Extract images properly
As the updated PDF makes clear the problem is that it does not have any images immediately on the page but it has form xobjects drawn onto it which do contain images. Thus, the image search has to recurse into the form xobjects.
And that is not all: All pages in the updated PDF share the same resources dictionary, they merely pick a different of its form xobjects to display. Thus, one really has to parse the respective page content stream to determine which xobject (with which images) is present on a given page.
Actually this is something the PDFBox tool ExtractImages
does. Unfortunately, though, it does not show the page it found the image in question on, cf. the ExtractImages.java test method testExtractPageImagesTool10948New
.
But we can simply borrow from the technique used by that tool:
PDDocument document = PDDocument.load(resource);
int page = 1;
for (final PDPage pdPage : document.getPages())
{
final int currentPage = page;
PDFGraphicsStreamEngine pdfGraphicsStreamEngine = new PDFGraphicsStreamEngine(pdPage)
{
int index = 0;
@Override
public void drawImage(PDImage pdImage) throws IOException
{
if (pdImage instanceof PDImageXObject)
{
PDImageXObject image = (PDImageXObject)pdImage;
File file = new File(RESULT_FOLDER, String.format("10948-new-engine-%s-%s.%s", currentPage, index, image.getSuffix()));
ImageIOUtil.writeImage(image.getImage(), image.getSuffix(), new FileOutputStream(file));
index++;
}
}
@Override
public void appendRectangle(Point2D p0, Point2D p1, Point2D p2, Point2D p3) throws IOException { }
@Override
public void clip(int windingRule) throws IOException { }
@Override
public void moveTo(float x, float y) throws IOException { }
@Override
public void lineTo(float x, float y) throws IOException { }
@Override
public void curveTo(float x1, float y1, float x2, float y2, float x3, float y3) throws IOException { }
@Override
public Point2D getCurrentPoint() throws IOException { return null; }
@Override
public void closePath() throws IOException { }
@Override
public void endPath() throws IOException { }
@Override
public void strokePath() throws IOException { }
@Override
public void fillPath(int windingRule) throws IOException { }
@Override
public void fillAndStrokePath(int windingRule) throws IOException { }
@Override
public void shadingFill(COSName shadingName) throws IOException { }
};
pdfGraphicsStreamEngine.processPage(pdPage);
page++;
}
(ExtractImages.java test method testExtractPageImages10948New
)
This code outputs images with file names "10948-new-engine-1-0.tiff", "10948-new-engine-2-0.tiff", "10948-new-engine-3-0.tiff", and "10948-new-engine-4-0.tiff", i.e. one per page.

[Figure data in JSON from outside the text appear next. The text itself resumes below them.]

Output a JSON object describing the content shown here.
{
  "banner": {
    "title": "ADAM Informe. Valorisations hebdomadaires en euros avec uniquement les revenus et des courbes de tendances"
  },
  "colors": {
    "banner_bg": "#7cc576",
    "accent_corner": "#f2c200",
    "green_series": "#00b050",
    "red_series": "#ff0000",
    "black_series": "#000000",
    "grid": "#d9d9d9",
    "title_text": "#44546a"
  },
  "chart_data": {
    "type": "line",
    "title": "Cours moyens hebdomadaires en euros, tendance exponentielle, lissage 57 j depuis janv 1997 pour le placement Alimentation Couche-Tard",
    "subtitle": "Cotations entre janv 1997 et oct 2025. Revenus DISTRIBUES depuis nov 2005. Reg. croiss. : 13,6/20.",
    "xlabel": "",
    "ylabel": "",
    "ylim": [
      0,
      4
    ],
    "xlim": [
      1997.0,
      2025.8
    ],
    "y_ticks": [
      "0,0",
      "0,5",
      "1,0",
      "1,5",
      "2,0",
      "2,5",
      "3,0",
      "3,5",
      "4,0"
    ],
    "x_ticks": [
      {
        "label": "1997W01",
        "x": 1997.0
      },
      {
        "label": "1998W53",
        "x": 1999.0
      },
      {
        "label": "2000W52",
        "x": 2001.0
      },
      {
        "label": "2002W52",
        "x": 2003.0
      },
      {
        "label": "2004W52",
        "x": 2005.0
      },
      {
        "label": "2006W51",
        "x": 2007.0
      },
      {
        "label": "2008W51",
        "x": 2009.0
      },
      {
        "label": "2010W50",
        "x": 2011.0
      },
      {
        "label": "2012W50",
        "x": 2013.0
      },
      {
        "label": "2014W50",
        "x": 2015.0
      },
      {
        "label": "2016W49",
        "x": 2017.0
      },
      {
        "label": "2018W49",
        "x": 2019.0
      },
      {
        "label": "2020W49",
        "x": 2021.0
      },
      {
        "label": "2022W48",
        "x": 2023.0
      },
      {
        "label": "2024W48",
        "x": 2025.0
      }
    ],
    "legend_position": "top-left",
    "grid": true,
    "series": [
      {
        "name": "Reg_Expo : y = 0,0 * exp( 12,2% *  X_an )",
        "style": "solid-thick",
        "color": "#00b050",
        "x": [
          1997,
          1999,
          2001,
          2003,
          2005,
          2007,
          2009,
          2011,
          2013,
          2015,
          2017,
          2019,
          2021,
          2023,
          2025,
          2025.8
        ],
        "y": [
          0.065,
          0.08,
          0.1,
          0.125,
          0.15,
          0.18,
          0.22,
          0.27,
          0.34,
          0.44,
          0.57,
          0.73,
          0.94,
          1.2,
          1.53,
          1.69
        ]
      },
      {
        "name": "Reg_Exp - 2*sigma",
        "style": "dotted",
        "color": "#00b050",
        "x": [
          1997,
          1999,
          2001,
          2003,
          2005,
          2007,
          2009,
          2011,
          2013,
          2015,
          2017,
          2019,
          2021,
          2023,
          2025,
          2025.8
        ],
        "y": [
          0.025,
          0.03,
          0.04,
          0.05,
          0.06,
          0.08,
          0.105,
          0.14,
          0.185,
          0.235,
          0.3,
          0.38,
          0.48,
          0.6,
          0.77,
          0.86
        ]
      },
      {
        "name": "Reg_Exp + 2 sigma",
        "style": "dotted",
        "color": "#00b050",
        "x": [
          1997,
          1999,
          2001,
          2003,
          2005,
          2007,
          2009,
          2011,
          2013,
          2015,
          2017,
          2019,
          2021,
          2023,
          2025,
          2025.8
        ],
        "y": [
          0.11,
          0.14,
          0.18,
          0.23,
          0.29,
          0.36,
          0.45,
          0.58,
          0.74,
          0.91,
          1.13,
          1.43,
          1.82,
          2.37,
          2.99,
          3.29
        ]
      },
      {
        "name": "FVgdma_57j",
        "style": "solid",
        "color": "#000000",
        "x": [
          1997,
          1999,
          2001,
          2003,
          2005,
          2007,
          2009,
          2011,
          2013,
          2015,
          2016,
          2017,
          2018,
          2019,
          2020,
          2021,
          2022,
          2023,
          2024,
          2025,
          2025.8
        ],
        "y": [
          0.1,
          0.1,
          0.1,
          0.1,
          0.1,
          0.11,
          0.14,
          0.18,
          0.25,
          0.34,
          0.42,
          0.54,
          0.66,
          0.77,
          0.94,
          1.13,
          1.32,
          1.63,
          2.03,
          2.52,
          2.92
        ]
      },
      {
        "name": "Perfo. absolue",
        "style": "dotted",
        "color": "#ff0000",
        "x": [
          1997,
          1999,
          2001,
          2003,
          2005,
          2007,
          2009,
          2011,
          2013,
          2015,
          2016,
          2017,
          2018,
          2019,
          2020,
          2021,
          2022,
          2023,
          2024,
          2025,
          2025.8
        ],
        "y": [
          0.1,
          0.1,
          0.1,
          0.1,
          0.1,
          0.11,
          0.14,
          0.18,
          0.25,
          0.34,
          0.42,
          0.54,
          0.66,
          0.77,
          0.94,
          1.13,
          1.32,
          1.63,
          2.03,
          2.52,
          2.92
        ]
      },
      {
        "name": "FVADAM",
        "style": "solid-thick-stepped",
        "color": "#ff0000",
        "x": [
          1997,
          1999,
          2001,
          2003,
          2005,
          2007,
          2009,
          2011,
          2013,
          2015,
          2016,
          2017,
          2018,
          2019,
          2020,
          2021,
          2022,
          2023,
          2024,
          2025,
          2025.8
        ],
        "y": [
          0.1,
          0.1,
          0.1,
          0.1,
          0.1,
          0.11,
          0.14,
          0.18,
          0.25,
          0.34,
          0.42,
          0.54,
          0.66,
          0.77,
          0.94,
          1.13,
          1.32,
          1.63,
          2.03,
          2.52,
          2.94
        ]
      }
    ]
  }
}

PS: Please remember to include com.github.jai-imageio:jai-imageio-core
in your classpath, it is required for TIFF output.
Flipped images
Another issue of the OP was that the images sometimes appear flipped upside-down, e.g. in case of his now newest sample file "t1_edited.pdf". The reason is that those images indeed are stored upside-down as image resources in the PDF.

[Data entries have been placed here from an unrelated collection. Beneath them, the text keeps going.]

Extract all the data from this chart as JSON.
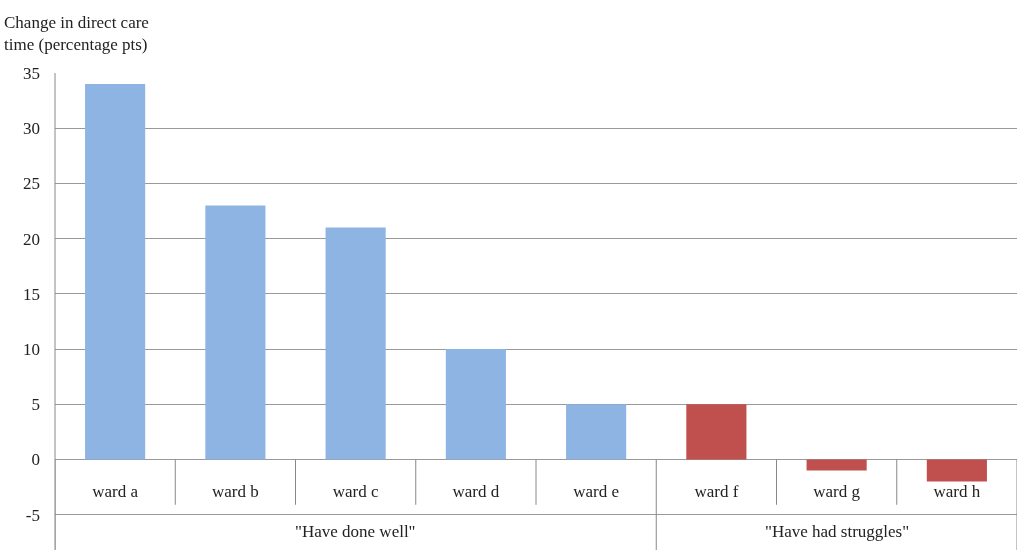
{
  "chart_data": {
    "type": "bar",
    "ylabel": "Change in direct care\ntime (percentage pts)",
    "categories": [
      "ward a",
      "ward b",
      "ward c",
      "ward d",
      "ward e",
      "ward f",
      "ward g",
      "ward h"
    ],
    "values": [
      34,
      23,
      21,
      10,
      5,
      5,
      -1,
      -2
    ],
    "colors": [
      "#8eb4e3",
      "#8eb4e3",
      "#8eb4e3",
      "#8eb4e3",
      "#8eb4e3",
      "#c0504d",
      "#c0504d",
      "#c0504d"
    ],
    "ylim": [
      -8.2,
      35
    ],
    "yticks": [
      -5,
      0,
      5,
      10,
      15,
      20,
      25,
      30,
      35
    ],
    "grid": "y",
    "annotations": [
      "\"Have done well\"",
      "\"Have had struggles\""
    ]
  }
}
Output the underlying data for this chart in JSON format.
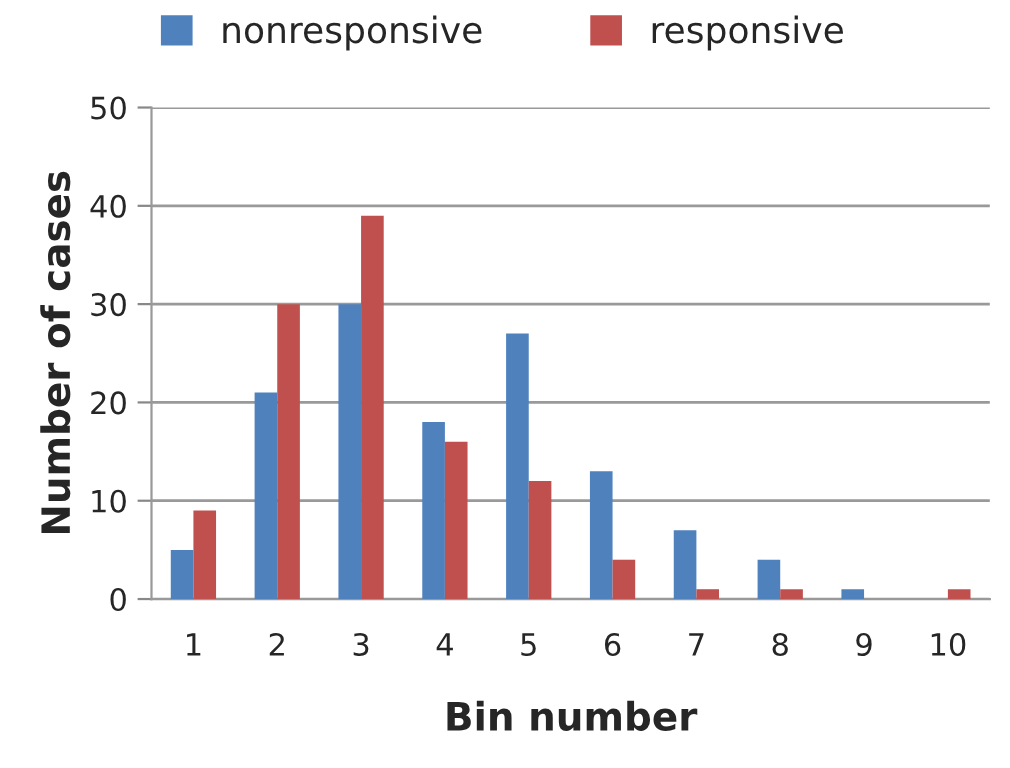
{
  "chart_data": {
    "type": "bar",
    "xlabel": "Bin number",
    "ylabel": "Number of cases",
    "categories": [
      "1",
      "2",
      "3",
      "4",
      "5",
      "6",
      "7",
      "8",
      "9",
      "10"
    ],
    "series": [
      {
        "name": "nonresponsive",
        "color": "#4f81bd",
        "values": [
          5,
          21,
          30,
          18,
          27,
          13,
          7,
          4,
          1,
          0
        ]
      },
      {
        "name": "responsive",
        "color": "#c0504d",
        "values": [
          9,
          30,
          39,
          16,
          12,
          4,
          1,
          1,
          0,
          1
        ]
      }
    ],
    "ylim": [
      0,
      50
    ],
    "yticks": [
      0,
      10,
      20,
      30,
      40,
      50
    ],
    "grid": "y",
    "legend": "top"
  }
}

When those images are drawn onto a page, the current transformation matrix in effect at that time mirrors the image drawn vertically and so creates the expected appearance.
By slightly enhancing the drawImage
implementation in the code above, one can include indicators of such flips in the names of the exported images:
public void drawImage(PDImage pdImage) throws IOException
{
if (pdImage instanceof PDImageXObject)
{
Matrix ctm = getGraphicsState().getCurrentTransformationMatrix();
String flips = "";
if (ctm.getScaleX() < 0)
flips += "h";
if (ctm.getScaleY() < 0)
flips += "v";
if (flips.length() > 0)
flips = "-" + flips;
PDImageXObject image = (PDImageXObject)pdImage;
File file = new File(RESULT_FOLDER, String.format("t1_edited-engine-%s-%s%s.%s", currentPage, index, flips, image.getSuffix()));
ImageIOUtil.writeImage(image.getImage(), image.getSuffix(), new FileOutputStream(file));
index++;
}
}
Now vertically or horizontally flipped images are marked accordingly.